I don’t know if you guys have heard but Australia is finally putting a stop to selling animal-tested cosmetic products. This means more than 99% of cosmetic products in Australia will be banned! But what’s the catch? We’ll get back to that in a bit.
So long story short: a bill was recently placed before the House of Representatives to put an end to animal testing specifically for cosmetic products.
Think about the bunnies!
The 2017-18 budget will allow the government to work closely with the cosmetics industry, while consulting key animal welfare stakeholders to create a voluntary code of practice for any company selling cosmetic products. Seems legit right?
But, here’s the downfall… it won’t actually come into effect until July 2018! Until then, Australia will continue to test on animals, as the Department of Health still considers this approach to be the best means of testing for potential toxicity. Another reason for this start date is to provide the industry with ample time to make its transition.
So, you’re probably wondering, why all this is happening now? Let me tell you why: the Government finally decided to do something about what the public has been banging at their doors, and with such strong support they became motivated to take action.
It makes sense right? I mean the cosmetic industry’s primary market is females… duh! But let’s take a look at another demographic within that group, millennials (yes, that ridiculously overused term).
Research shows that when millennials are making a purchasing decision, one of the most important things they take into consideration is the value of the brand or company they are buying from and if these values align with their own. Millennials believe a business has the power to make a difference and one that does will be most attractive.
The Deloitte Millennial Survey 2017 found that involvement with “good causes” gives millennials a sense of empowerment and encourages them to believe they can do something for the world around them.
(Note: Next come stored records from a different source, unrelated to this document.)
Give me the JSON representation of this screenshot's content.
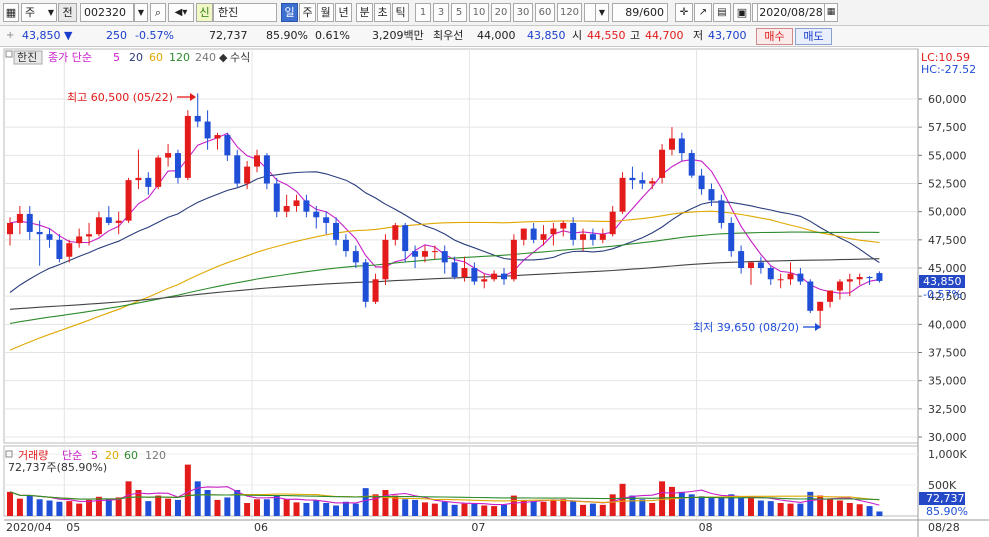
{
  "toolbar": {
    "market_label": "주",
    "prev_label": "전",
    "code_value": "002320",
    "shin_badge": "신",
    "stock_name": "한진",
    "periods": [
      "일",
      "주",
      "월",
      "년",
      "분",
      "초",
      "틱"
    ],
    "selected_period": "일",
    "intervals": [
      "1",
      "3",
      "5",
      "10",
      "20",
      "30",
      "60",
      "120"
    ],
    "count_value": "89/600",
    "date_value": "2020/08/28"
  },
  "infobar": {
    "price": "43,850",
    "change": "250",
    "change_pct": "-0.57%",
    "volume": "72,737",
    "volume_ratio": "85.90%",
    "turnover": "0.61%",
    "amount": "3,209백만",
    "best_bid_label": "최우선",
    "best_bid": "44,000",
    "best_ask": "43,850",
    "open_label": "시",
    "open": "44,550",
    "high_label": "고",
    "high": "44,700",
    "low_label": "저",
    "low": "43,700",
    "buy_label": "매수",
    "sell_label": "매도"
  },
  "price_panel": {
    "name_label": "한진",
    "ma_label": "종가 단순",
    "ma_periods": [
      "5",
      "20",
      "60",
      "120",
      "240"
    ],
    "formula_label": "수식",
    "lc_label": "LC:10.59",
    "hc_label": "HC:-27.52",
    "high_annotation": "최고 60,500 (05/22)",
    "low_annotation": "최저 39,650 (08/20)",
    "current_price_label": "43,850",
    "current_pct_label": "-0.57%"
  },
  "volume_panel": {
    "title_label": "거래량",
    "ma_label": "단순",
    "ma_periods": [
      "5",
      "20",
      "60",
      "120"
    ],
    "current_label": "72,737주(85.90%)",
    "current_tag": "72,737",
    "current_pct": "85.90%"
  },
  "colors": {
    "up": "#e31b1b",
    "down": "#1f4fd6",
    "ma5": "#c81fc8",
    "ma20": "#2a3d7c",
    "ma60": "#e0a800",
    "ma120": "#2e8b2e",
    "ma240": "#444444"
  },
  "chart_data": {
    "type": "candlestick",
    "price_axis": {
      "min": 30000,
      "max": 60000,
      "step": 2500,
      "ticks": [
        "60,000",
        "57,500",
        "55,000",
        "52,500",
        "50,000",
        "47,500",
        "45,000",
        "42,500",
        "40,000",
        "37,500",
        "35,000",
        "32,500",
        "30,000"
      ]
    },
    "volume_axis": {
      "ticks": [
        "1,000K",
        "500K"
      ]
    },
    "x_tick_labels": [
      {
        "label": "2020/04",
        "index": 0
      },
      {
        "label": "05",
        "index": 6
      },
      {
        "label": "06",
        "index": 25
      },
      {
        "label": "07",
        "index": 47
      },
      {
        "label": "08",
        "index": 70
      },
      {
        "label": "08/28",
        "index": 88
      }
    ],
    "candles": [
      [
        48000,
        49500,
        47000,
        49000,
        390
      ],
      [
        49000,
        50500,
        48000,
        49800,
        280
      ],
      [
        49800,
        50500,
        47500,
        48200,
        330
      ],
      [
        48200,
        49200,
        45200,
        48000,
        270
      ],
      [
        48000,
        48500,
        46800,
        47500,
        250
      ],
      [
        47500,
        48000,
        45500,
        45800,
        230
      ],
      [
        46000,
        47500,
        45500,
        47200,
        240
      ],
      [
        47200,
        48500,
        46800,
        47800,
        200
      ],
      [
        47800,
        49000,
        47000,
        48000,
        260
      ],
      [
        48000,
        50000,
        47800,
        49500,
        310
      ],
      [
        49500,
        50500,
        48800,
        49000,
        270
      ],
      [
        49000,
        50000,
        48000,
        49200,
        300
      ],
      [
        49200,
        53000,
        49000,
        52800,
        560
      ],
      [
        52800,
        55500,
        52000,
        53000,
        420
      ],
      [
        53000,
        53500,
        51500,
        52200,
        240
      ],
      [
        52200,
        55000,
        52000,
        54800,
        330
      ],
      [
        54800,
        56000,
        54000,
        55200,
        280
      ],
      [
        55200,
        55500,
        52500,
        53000,
        260
      ],
      [
        53000,
        59000,
        52800,
        58500,
        830
      ],
      [
        58500,
        60500,
        57500,
        58000,
        560
      ],
      [
        58000,
        59000,
        55500,
        56500,
        420
      ],
      [
        56500,
        57000,
        55500,
        56800,
        260
      ],
      [
        56800,
        57000,
        54500,
        55000,
        300
      ],
      [
        55000,
        55500,
        52200,
        52500,
        420
      ],
      [
        52500,
        54500,
        52000,
        54000,
        210
      ],
      [
        54000,
        55500,
        53500,
        55000,
        270
      ],
      [
        55000,
        55200,
        52000,
        52500,
        270
      ],
      [
        52500,
        53000,
        49500,
        50000,
        330
      ],
      [
        50000,
        51500,
        49500,
        50500,
        270
      ],
      [
        50500,
        51500,
        50000,
        51000,
        220
      ],
      [
        51000,
        51500,
        49500,
        50000,
        210
      ],
      [
        50000,
        50500,
        48500,
        49500,
        250
      ],
      [
        49500,
        50000,
        48000,
        49000,
        210
      ],
      [
        49000,
        49500,
        47000,
        47500,
        170
      ],
      [
        47500,
        48000,
        46000,
        46500,
        230
      ],
      [
        46500,
        47000,
        45000,
        45500,
        200
      ],
      [
        45500,
        45800,
        41500,
        42000,
        450
      ],
      [
        42000,
        44500,
        41800,
        44000,
        350
      ],
      [
        44000,
        48000,
        43500,
        47500,
        420
      ],
      [
        47500,
        49000,
        47000,
        48800,
        330
      ],
      [
        48800,
        49000,
        45500,
        46500,
        270
      ],
      [
        46500,
        47000,
        45000,
        46000,
        260
      ],
      [
        46000,
        47000,
        45500,
        46500,
        220
      ],
      [
        46500,
        47000,
        45800,
        46500,
        200
      ],
      [
        46500,
        47000,
        44500,
        45500,
        230
      ],
      [
        45500,
        46000,
        44000,
        44200,
        180
      ],
      [
        44200,
        46000,
        43800,
        45000,
        200
      ],
      [
        45000,
        45500,
        43500,
        43800,
        210
      ],
      [
        43800,
        44500,
        43200,
        44000,
        170
      ],
      [
        44000,
        44800,
        43800,
        44500,
        160
      ],
      [
        44500,
        45000,
        43500,
        44000,
        180
      ],
      [
        44000,
        48000,
        43800,
        47500,
        330
      ],
      [
        47500,
        48500,
        47000,
        48500,
        260
      ],
      [
        48500,
        49000,
        47200,
        47500,
        240
      ],
      [
        47500,
        48800,
        47000,
        48000,
        230
      ],
      [
        48000,
        49000,
        47000,
        48500,
        250
      ],
      [
        48500,
        49200,
        47800,
        49000,
        270
      ],
      [
        49000,
        49500,
        47000,
        47500,
        240
      ],
      [
        47500,
        48500,
        46500,
        48000,
        180
      ],
      [
        48000,
        48500,
        47000,
        47500,
        200
      ],
      [
        47500,
        48500,
        47200,
        48000,
        180
      ],
      [
        48000,
        50500,
        47800,
        50000,
        350
      ],
      [
        50000,
        53500,
        49800,
        53000,
        520
      ],
      [
        53000,
        54000,
        52000,
        52800,
        330
      ],
      [
        52800,
        53500,
        52000,
        52500,
        270
      ],
      [
        52500,
        53000,
        52000,
        52700,
        210
      ],
      [
        53000,
        56000,
        52500,
        55500,
        560
      ],
      [
        55500,
        57500,
        55000,
        56500,
        470
      ],
      [
        56500,
        57000,
        54500,
        55200,
        390
      ],
      [
        55200,
        55500,
        53000,
        53200,
        350
      ],
      [
        53200,
        53800,
        51500,
        52000,
        320
      ],
      [
        52000,
        52500,
        50500,
        51000,
        290
      ],
      [
        51000,
        51500,
        48500,
        49000,
        310
      ],
      [
        49000,
        49500,
        46000,
        46500,
        350
      ],
      [
        46500,
        47000,
        44500,
        45000,
        300
      ],
      [
        45000,
        45500,
        43500,
        45500,
        290
      ],
      [
        45500,
        46000,
        44500,
        45000,
        250
      ],
      [
        45000,
        45200,
        43500,
        44000,
        240
      ],
      [
        44000,
        44500,
        43200,
        44000,
        210
      ],
      [
        44000,
        45500,
        43500,
        44500,
        200
      ],
      [
        44500,
        45000,
        43500,
        43800,
        200
      ],
      [
        43800,
        44000,
        41000,
        41200,
        390
      ],
      [
        41200,
        42000,
        39650,
        42000,
        330
      ],
      [
        42000,
        43000,
        41500,
        43000,
        270
      ],
      [
        43000,
        44000,
        42200,
        43800,
        250
      ],
      [
        43800,
        44500,
        42500,
        44000,
        210
      ],
      [
        44000,
        44500,
        43500,
        44200,
        190
      ],
      [
        44200,
        44300,
        43500,
        44100,
        160
      ],
      [
        44550,
        44700,
        43700,
        43850,
        73
      ]
    ]
  }
}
This also comes down to the fact that millennials feel as though they are accountable, to some extent, for the issues the world faces today.
Out of those surveyed, 77 per cent revealed they have been involved in some kind of charity – that’s pretty impressive for a demographic considered lazy and entitled.
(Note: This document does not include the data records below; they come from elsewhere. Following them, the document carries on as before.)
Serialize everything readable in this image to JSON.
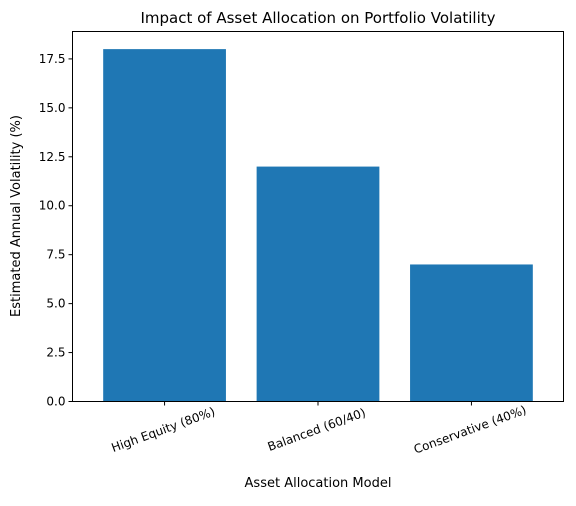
{
  "chart_data": {
    "type": "bar",
    "title": "Impact of Asset Allocation on Portfolio Volatility",
    "xlabel": "Asset Allocation Model",
    "ylabel": "Estimated Annual Volatility (%)",
    "categories": [
      "High Equity (80%)",
      "Balanced (60/40)",
      "Conservative (40%)"
    ],
    "values": [
      18.0,
      12.0,
      7.0
    ],
    "ylim": [
      0,
      18.9
    ],
    "yticks": [
      0.0,
      2.5,
      5.0,
      7.5,
      10.0,
      12.5,
      15.0,
      17.5
    ],
    "ytick_labels": [
      "0.0",
      "2.5",
      "5.0",
      "7.5",
      "10.0",
      "12.5",
      "15.0",
      "17.5"
    ],
    "bar_color": "#1f77b4",
    "grid": false,
    "xtick_rotation_deg": -20
  }
}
Make up consumers in general have become more involved in issues surrounding animal welfare, which has inevitably increased the demand for cruelty-free cosmetics. A Roy Morgan research poll shows that 43% of Australian women nominated products that are “not tested on animals’ as the most important factor when buying cosmetic products.
It seems that cruelty free and vegan cosmetic brands are trending and are only becoming more and more popular. One of my personal favourite brands that I’ve been purchasing for ages is ‘Too Faced.” They’re known for having good quality make-up, they don’t test on animals, and offer a wide range of vegan products. Two Faced leads by example as these factors are what makes their brand stand out, and goes to show that animal testing isn’t necessary within the industry.
However, (queue sounds of disappointment) it was announced at the end of last year that they were bought by Estee Lauder – another big cosmetic company. Estee Lauder is sadly not a cruelty free company, which is what has us Too faced customers so confused?!
But before we get our knickers in a twist, don’t worry – Too Faced is still going to remain cruelty free. Although, it still leaves us animal lovers with a dilemma that I’m sure most of you out there are thinking; if we continue to purchase from Too Faced will it be considered a contribution to a corporation that does test on animals? Though I suppose this debate is for another article.
So before we wrap this up, I’ll give you a super brief overview on the history of animal testing, as I think its super important to know.
Animal testing has been around since the early 1920s, with the sole purpose to determine the safety of any new drug before going out on the market. This method has then eventuated into the cosmetics industry, cleaning products, food additives, and pesticides. This practice has been used all around the world, and has become considered an acceptable method for testing ingredients for safety, although it is not mandatory by the law in the United States.
For cosmetic tests , the most commonly used animals are bunnies, guinea pigs, mice, and rats, which they often die as a result of being tested.
So I guess in the mean time all we can do is make a conscious effort to stay away from animal tested products. We’ve all heard our friends say “oh my god, the year has gone so fast” so surely July 2018 will creep up on us in no time.